Como corrupto que é, ele sabe que suas ações implicam em profissionalismo, dissimulação e cara-de-pau para aprontar trambiques, prática usual no país para operacionalizar uma série de procedimentos sob a capa de legalidade.

Na verdade não imaginava que obteria sucesso tão espetacular a ponto de ser qualificado, como em outros tempos, de finório, que o dicionário define como aquele que, aparentando ingenuidade, se vale de astúcia enganosa; espertalhão, ladino, sagaz.
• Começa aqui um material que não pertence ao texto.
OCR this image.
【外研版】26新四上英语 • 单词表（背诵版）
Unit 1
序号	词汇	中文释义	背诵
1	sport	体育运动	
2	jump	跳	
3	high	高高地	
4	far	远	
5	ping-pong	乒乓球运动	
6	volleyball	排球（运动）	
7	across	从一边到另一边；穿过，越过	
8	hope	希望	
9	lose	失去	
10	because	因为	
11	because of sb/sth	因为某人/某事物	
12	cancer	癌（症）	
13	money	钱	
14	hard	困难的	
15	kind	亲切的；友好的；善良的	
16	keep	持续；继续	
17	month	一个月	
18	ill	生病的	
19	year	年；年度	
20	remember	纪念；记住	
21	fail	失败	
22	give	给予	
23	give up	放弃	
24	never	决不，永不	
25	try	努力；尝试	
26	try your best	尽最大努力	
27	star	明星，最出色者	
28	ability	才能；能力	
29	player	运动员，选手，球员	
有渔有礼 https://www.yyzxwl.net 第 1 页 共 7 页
Sua técnica refinada ao longo da vida tem lhe garantido grande sucesso em suas tramas.

Outro dia chegou a receber homenagem de amigos que conquistou ao longo de sua longa e vitoriosa carreira. Coube a ele – e não poderia ser de outra forma - os custos da festança, apesar da fama de munheca de samambaia que o persegue ao longo de uma vida tão feliz.

Na hora de escolher o cardápio fez questão de incluir a barqueta de frango, salgadinho de sua preferência em forma de um barquinho.

Para ele, uma festa só faz sentido se for servida a tal barqueta.

É que o salgadinho lhe proporciona um prazer extra-sensorial de produzir aquele barulho único quando os dentes quebram a massa antes de ser engolida.

Ao invés do nome oficial “barqueta”, ele prefere chamar o piteu de “barquinho” em homenagem à sua habilidade de superar com leveza a imensa sequência de tramóias que produz nas águas de uma vida sem medo das ondas gigantescas que atrai para si.

É indescritível o prazer que sente ao produzir o som de quebrar entre os dentes a barqueta/barquinho para comemorar um ato corrupto.

É tanto prazer que ele não resiste à tentação de cantarolar todo feliz a sua música predileta: “o barquinho vai/ e a tardinha cai”.